The next 2 days we took our time to wander around through the streets of Teheran! The city itself is indescribable in couple of words: ugly, chaotic, crowded and overwhelming. Yet it can be devided in two parts with the south being much poorer, older and more conservative (however home to most of the museums, Golestan Palace and the Tehran Bazar) and the north more developed, more appealing and modern.

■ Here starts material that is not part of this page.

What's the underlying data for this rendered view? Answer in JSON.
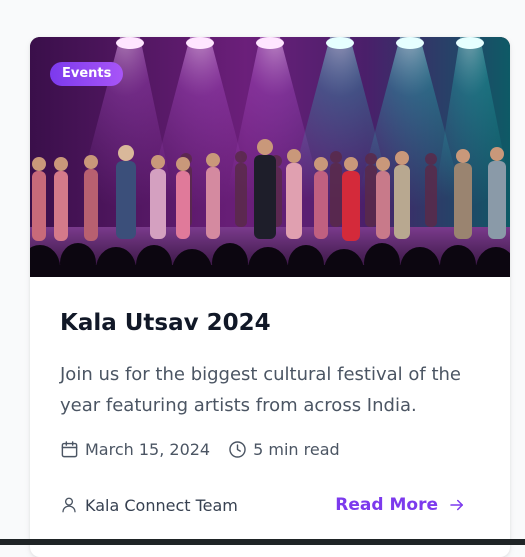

The Tehran Bazar was very crowded and noisy with everyone in a rush. There may be some unwanted touching so be aware of that! We didn’t stay for too long because of the reasons mentioned above and went to the National Museum of Iran. However we didn’t find that so exciting as well. The same goes for Gandhi Shopping Centre which we expected to be much bigger. The only thing we do recommend is the Golestan Palace with its wonderful halls full of mirror-art work.
In Teheran we had our introduction to real authentic Persian food made by locals themselves like we had never tasted before; we enjoyed every single meal and couldn’t wait for more.
In these first days we were very cautious with using our cameras since that could be really sensitive. Especially photographing women was a big no-no. We always asked first before taking pictures.
Recommendation? Not really, but since Teheran is the roaring and diverse capital city you should visit it once for a day or two. It certainly doesn’t justify Iran’s actual beauty and honestly Tehranis aren’t really representative for the people’s friendliness and hospitality in general in the rest of Iran.